In the midst of the Cold War 1960s and 1970s, many of the subtitled foreign films shown in Cuba came from the island nation's communist allies in the Soviet Union, Eastern Europe, Vietnam and even North Korea. Unlike in the United States, where movie posters are often dominated by images of Hollywood stars, the Cubans assign a graphic artist to design an original piece of artwork for each film. These posters are widely recognized in graphic design circles as stylish works of art, handmade one color at a time and often under difficult circumstances at various times, paint and even paper have been in short supply on the island. Cuba's silk-screen movie posters are nothing less than museum pieces. Examples of Cuban poster art can be found in the permanent collections of museums across the globe from the Victoria & Albert in London to the Museum of Modern Art in New York, as well as in prestigious institutions such as the Library of Congress in Washington D.And the Academy of Motion Picture Arts and Sciences in Los Angeles. Adding to their collectability, Cuba's movie posters are produced in relatively small numbers. Typically, a few hundred copies are made for each film, although the runs have been as low as 50.

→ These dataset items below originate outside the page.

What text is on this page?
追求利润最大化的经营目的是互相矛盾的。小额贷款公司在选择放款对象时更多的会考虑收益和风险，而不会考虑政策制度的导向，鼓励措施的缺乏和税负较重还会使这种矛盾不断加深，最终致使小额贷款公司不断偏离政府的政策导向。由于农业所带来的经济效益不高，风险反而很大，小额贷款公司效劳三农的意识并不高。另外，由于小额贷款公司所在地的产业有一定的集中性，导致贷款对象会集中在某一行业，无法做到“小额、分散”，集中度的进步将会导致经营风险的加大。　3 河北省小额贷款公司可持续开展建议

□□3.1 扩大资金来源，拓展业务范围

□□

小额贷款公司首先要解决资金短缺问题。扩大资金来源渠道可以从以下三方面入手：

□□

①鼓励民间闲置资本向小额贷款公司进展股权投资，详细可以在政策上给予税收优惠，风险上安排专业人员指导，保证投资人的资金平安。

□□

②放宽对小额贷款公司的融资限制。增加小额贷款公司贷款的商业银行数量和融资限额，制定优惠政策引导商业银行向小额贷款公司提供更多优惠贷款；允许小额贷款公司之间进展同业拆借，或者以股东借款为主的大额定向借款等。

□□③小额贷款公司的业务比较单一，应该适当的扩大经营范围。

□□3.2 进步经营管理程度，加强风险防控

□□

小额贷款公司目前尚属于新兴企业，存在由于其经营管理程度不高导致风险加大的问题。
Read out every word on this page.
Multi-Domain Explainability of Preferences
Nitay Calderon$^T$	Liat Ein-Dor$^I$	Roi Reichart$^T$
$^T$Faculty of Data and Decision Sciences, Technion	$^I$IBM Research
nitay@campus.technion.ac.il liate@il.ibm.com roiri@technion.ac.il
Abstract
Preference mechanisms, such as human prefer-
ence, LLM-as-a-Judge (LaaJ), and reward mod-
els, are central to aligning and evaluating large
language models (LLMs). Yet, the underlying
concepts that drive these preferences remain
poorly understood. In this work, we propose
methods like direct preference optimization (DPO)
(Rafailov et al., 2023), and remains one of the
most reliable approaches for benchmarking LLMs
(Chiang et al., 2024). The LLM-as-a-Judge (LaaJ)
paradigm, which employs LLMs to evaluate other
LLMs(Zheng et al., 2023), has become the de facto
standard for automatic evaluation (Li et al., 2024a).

Responding to demand from collectors, the Cuban Film Institute has re-screened some of its more popular posters. That's why some posters created in the 1960s and 1970s began reappearing on the Caribbean island in the 1990s and 2000s. Further adding to their collectability, many of Cuba's vintage posters are imperiled. To us, these survivors are rare beauties, even those with obvious flaws. We are proud to have rescued hundreds of posters from almost certain extinction by storing them in an air conditioned, acid-free environment. We consider both to be collectible, and (in response to a question we often get) all of these posters were legally imported because the U. Government exempts artwork from its economic embargo against Cuba. While the pricier originals are favored by some collectors, the re-screens are also collectible because they were made in the same Havana workshop as the originals.Note that we never sell unauthorized reproductions that have been cranked out in print shops in the U.